Many observers are worried about how much market participants have really learned from the past 18 months, with some -- such as commentator Marc Faber -- suggesting we are potentially more at risk of another crisis than before.

Senior risk executives aired their concerns on the matter on a panel chaired by Alan Taylor of Hong Kong-based consultancy AT Associates at AsianInvestor's Southeast Asia Investor Forum last week in Bangkok.

There had been a perception in the market that the increasing complexity of financial products was matched by increasingly sophisticated techniques for measuring and controlling risks, says Chris Michel, Hong Kong-based chief risk officer at equity brokerage CLSA Asia-Pacific Markets. In reality, he says, an over-reliance on such mathematical risk models may have contributed to the financial crisis.

For example, the risk numbers for toxic assets -- such as securitised credit products -- calculated by risk departments may have been far too low for the risks these products carried. As a result, says Michel, complex mathematical methods may have provided a false sense of security.

Another factor contributing to the inadequacy of risk management controls was the pressure from research analysts and peers to meet revenue targets, he adds. Combined with compensation arrangements that created incentives to maximise revenues and undervalue risks, this created a culture of excessive risk-taking in many financial institutions.

Michel also raised the issue of concentration risk. Fewer and larger players in the financial markets are now increasingly interconnected, which creates a concentration risk and increasing external costs, he says. In other words, the failure of one bank will have ever higher costs for the entire economy.

Ultimately, there is a risk that -- due to booming stock markets, strong financial results at banks and hedge funds and lobbying efforts from banks -- the world is going back to business as usual without addressing the fundamental weaknesses of the financial system, he says.

However, while regulatory action is clearly needed, the more intrusive and widespread regulations become, the greater the uniformity of models, structures and strategies, thus further increasing concentration risk, says Michel.

He quotes the Turner Review*, published by the UK's Financial Services Authority (FSA), which says the new FSA approach will be "more intrusive and more systemic" than previous rules.

The approach of many regulators, including the FSA, seems to assume that the regulators are both in a privileged position to recognise and correctly interpret the risks in the financial industry, and at the same time, are able to react in time with the correct countermeasures to prevent a major crisis, argues Michel. He suggests these assumptions may need to be challenged.

As for approaching risk management in future, he says the fundamental approach has not changed. The size of a trader's 'bet' on the markets is the only variable that is known with certainty in the risk assessment, and therefore it is key to plan for the exit. The bigger the 'bet' is, he adds, the more important it is to plan how to get out of the trade when everybody else is running for the exit.

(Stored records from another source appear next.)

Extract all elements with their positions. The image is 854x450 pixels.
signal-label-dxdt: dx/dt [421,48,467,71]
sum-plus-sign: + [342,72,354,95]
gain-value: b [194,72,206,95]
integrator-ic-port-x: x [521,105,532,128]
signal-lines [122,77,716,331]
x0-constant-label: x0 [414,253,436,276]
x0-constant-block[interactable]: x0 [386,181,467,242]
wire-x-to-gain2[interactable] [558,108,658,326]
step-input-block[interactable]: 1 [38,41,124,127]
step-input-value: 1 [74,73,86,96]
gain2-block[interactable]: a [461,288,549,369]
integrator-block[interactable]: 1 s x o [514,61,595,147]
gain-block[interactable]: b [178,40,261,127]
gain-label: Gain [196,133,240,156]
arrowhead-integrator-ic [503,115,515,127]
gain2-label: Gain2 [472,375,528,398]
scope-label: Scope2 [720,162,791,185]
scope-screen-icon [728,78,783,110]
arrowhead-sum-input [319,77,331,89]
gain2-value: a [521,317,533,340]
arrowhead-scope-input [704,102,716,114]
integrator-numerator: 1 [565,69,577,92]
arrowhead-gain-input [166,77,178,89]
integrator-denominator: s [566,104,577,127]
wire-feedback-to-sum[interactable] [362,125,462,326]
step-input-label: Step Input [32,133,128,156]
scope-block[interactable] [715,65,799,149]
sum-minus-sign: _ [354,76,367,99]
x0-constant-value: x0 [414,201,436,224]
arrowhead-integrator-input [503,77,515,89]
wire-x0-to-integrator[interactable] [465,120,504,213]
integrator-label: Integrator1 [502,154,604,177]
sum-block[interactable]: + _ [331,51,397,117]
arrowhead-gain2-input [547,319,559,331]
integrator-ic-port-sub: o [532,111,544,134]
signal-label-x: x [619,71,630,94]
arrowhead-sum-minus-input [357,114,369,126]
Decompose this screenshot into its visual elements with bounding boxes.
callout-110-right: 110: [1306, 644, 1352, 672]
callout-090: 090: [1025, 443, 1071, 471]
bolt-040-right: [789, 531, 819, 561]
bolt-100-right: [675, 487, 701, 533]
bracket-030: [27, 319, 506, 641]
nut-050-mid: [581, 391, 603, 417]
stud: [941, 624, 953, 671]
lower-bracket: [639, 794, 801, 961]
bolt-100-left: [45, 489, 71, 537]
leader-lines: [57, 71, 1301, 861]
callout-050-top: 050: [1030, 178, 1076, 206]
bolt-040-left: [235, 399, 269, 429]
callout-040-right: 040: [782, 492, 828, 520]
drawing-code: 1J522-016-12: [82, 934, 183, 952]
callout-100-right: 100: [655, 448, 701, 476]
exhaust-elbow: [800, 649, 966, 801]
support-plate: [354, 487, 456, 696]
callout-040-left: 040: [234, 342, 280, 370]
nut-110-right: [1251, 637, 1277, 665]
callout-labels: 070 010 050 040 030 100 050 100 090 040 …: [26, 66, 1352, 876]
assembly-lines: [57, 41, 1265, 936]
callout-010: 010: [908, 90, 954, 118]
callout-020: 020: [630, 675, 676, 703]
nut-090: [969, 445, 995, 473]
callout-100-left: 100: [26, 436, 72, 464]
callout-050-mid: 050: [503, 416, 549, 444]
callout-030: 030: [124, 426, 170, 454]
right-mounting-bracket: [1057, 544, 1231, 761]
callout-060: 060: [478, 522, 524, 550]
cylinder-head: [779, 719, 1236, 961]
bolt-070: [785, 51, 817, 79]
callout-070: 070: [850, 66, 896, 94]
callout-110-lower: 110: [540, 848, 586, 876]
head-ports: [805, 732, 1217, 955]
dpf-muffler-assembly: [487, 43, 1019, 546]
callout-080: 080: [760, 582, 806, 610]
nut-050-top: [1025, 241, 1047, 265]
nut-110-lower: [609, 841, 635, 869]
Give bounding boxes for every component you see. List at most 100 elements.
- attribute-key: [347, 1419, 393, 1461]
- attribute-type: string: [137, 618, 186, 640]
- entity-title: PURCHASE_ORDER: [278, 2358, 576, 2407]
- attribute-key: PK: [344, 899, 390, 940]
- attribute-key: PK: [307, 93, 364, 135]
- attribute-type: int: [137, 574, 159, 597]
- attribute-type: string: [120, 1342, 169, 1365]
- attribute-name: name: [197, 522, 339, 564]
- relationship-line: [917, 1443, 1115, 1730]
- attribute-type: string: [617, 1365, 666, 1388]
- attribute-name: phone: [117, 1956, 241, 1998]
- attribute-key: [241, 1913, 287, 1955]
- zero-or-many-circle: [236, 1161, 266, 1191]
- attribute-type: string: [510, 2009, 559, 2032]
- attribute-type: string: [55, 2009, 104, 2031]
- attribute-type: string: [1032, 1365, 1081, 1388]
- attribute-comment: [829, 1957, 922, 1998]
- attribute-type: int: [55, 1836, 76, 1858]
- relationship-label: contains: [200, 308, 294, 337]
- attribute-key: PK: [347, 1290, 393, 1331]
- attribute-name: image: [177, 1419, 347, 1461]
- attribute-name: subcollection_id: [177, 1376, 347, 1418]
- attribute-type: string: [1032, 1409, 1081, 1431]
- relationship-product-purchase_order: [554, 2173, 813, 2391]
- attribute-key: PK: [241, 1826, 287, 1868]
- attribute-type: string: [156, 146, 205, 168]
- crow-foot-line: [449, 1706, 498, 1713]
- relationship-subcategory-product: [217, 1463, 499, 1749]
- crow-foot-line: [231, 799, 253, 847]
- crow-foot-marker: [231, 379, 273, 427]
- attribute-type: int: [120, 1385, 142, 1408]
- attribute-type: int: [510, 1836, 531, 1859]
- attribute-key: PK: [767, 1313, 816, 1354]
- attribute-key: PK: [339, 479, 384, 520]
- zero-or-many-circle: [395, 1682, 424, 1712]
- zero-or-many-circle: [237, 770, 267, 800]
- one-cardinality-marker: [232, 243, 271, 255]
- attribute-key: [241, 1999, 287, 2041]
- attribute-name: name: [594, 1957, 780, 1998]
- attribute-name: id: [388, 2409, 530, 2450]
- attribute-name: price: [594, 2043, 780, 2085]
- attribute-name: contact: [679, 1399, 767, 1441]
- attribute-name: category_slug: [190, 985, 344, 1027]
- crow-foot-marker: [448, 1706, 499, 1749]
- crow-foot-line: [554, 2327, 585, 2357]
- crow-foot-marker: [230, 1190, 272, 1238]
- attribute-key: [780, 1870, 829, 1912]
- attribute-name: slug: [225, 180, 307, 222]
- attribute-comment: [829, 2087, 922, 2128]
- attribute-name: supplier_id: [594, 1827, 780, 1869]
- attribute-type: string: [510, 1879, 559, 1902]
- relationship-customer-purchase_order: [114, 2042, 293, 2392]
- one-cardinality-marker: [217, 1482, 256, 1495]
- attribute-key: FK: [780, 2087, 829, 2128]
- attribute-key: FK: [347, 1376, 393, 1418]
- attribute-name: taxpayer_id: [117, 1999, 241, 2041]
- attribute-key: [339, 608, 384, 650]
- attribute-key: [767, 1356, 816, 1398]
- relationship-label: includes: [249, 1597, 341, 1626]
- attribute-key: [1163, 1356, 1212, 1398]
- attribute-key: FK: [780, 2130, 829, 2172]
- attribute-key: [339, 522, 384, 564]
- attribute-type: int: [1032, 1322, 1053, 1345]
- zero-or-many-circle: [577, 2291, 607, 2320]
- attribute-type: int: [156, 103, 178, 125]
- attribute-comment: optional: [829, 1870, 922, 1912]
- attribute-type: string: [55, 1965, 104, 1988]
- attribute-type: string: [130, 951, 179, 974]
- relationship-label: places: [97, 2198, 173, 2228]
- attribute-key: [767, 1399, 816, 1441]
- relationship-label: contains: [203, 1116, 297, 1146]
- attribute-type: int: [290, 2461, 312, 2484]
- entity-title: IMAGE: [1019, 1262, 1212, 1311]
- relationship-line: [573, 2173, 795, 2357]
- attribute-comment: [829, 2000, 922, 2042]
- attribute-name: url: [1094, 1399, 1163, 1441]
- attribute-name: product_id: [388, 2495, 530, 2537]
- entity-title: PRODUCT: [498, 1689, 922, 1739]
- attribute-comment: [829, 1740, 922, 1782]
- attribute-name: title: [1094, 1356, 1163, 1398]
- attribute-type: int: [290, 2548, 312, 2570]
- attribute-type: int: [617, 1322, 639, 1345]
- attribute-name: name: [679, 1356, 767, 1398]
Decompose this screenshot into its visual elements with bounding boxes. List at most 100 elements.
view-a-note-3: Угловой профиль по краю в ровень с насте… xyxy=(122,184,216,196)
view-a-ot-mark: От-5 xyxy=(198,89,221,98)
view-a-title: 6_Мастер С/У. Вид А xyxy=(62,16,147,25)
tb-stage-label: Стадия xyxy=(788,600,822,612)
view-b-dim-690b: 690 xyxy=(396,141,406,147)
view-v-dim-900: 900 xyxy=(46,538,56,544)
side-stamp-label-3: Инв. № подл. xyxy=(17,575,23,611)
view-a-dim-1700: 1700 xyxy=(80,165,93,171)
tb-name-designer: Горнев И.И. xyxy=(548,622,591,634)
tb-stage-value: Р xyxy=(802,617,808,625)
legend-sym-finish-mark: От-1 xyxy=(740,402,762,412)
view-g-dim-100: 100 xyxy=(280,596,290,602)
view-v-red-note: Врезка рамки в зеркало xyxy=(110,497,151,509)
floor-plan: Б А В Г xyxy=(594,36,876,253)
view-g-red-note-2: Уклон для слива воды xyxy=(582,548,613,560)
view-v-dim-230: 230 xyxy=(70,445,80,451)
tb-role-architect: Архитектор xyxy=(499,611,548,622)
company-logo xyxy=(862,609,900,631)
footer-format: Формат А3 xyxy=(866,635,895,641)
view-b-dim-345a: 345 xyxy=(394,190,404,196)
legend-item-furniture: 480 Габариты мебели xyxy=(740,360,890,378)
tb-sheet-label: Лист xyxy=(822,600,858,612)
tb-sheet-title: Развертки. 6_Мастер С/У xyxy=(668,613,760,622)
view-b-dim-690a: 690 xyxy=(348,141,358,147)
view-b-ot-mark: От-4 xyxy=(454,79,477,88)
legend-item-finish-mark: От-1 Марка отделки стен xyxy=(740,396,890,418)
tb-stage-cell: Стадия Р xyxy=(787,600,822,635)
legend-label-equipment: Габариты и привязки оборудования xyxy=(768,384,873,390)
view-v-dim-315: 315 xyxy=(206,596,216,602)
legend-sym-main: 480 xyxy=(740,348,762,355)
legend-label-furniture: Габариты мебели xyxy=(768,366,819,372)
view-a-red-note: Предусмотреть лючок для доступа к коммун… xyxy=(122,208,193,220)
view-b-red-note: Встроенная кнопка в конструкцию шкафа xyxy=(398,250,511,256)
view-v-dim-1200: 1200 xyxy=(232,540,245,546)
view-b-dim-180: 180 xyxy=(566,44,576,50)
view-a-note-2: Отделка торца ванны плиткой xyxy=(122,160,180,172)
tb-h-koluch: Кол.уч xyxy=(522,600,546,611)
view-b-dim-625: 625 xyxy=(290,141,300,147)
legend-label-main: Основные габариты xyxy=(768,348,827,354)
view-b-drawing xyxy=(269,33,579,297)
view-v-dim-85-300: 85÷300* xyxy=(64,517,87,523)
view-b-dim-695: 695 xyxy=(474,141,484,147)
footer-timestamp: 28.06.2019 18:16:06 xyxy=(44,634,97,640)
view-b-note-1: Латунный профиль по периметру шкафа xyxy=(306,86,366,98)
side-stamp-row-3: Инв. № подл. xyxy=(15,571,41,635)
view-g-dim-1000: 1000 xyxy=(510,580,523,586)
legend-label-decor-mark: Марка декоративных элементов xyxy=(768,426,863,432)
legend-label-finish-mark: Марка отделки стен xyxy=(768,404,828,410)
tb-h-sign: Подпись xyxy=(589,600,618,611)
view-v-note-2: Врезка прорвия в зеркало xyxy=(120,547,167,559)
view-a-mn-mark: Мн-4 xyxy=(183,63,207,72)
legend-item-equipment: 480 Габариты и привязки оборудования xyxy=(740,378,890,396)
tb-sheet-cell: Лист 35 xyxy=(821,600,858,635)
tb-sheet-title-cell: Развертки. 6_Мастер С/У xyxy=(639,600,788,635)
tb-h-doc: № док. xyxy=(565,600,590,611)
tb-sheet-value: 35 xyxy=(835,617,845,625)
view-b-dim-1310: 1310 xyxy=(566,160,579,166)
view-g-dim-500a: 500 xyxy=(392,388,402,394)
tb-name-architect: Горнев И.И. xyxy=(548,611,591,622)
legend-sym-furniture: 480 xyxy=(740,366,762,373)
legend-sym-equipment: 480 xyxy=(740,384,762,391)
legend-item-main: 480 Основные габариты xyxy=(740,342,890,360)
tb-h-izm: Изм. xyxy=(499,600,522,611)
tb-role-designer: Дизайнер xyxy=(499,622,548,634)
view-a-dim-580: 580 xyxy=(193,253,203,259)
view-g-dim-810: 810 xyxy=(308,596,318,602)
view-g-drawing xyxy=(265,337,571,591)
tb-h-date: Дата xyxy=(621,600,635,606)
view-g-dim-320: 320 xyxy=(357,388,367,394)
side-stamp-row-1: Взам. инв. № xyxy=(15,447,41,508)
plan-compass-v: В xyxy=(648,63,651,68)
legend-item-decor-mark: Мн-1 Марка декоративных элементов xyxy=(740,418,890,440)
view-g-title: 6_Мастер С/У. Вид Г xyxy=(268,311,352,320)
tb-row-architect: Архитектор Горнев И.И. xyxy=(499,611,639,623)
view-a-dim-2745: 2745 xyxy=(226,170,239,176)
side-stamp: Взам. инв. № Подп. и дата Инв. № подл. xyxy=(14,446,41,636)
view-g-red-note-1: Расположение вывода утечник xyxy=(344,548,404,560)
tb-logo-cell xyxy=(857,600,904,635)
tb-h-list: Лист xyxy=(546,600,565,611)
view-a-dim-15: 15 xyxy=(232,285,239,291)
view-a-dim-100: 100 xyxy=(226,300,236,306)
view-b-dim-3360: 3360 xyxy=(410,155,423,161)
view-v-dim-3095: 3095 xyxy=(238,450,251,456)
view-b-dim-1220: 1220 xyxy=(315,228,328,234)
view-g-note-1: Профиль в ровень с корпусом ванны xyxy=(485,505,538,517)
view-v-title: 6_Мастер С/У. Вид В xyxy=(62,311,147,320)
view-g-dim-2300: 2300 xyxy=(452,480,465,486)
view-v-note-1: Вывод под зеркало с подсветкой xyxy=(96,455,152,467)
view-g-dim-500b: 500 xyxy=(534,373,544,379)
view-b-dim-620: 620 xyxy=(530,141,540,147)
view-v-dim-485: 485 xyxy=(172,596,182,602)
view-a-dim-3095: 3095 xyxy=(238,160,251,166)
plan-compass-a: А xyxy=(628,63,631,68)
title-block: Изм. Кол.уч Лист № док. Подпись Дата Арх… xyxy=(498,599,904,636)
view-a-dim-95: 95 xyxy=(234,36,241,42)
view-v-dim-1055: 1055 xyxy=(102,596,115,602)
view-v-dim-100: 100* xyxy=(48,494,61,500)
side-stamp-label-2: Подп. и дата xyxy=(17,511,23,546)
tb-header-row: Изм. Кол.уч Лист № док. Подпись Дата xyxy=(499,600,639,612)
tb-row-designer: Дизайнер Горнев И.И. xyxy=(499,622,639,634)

Another panellist made the point that risk governance and enterprise risk management has been propelled to the forefront in light of the financial crisis. Risk management needs to be embedded as part of "business as usual", and not relegated to a compartmentalised function performed by a few, says Dennis Lee, chief risk officer at the National University of Singapore.

Hence, he argues, oversight by regulators and independent boards is even more important than before. It is even more crucial now to have independent risk functions -- such as the CRO or entire risk department -- to help management embed a risk culture.

Certainly, asset managers need to focus more on risk management, if recent studies and surveys are anything to go by.

*A Regulatory Response to the Banking Crisis, published in March 2009.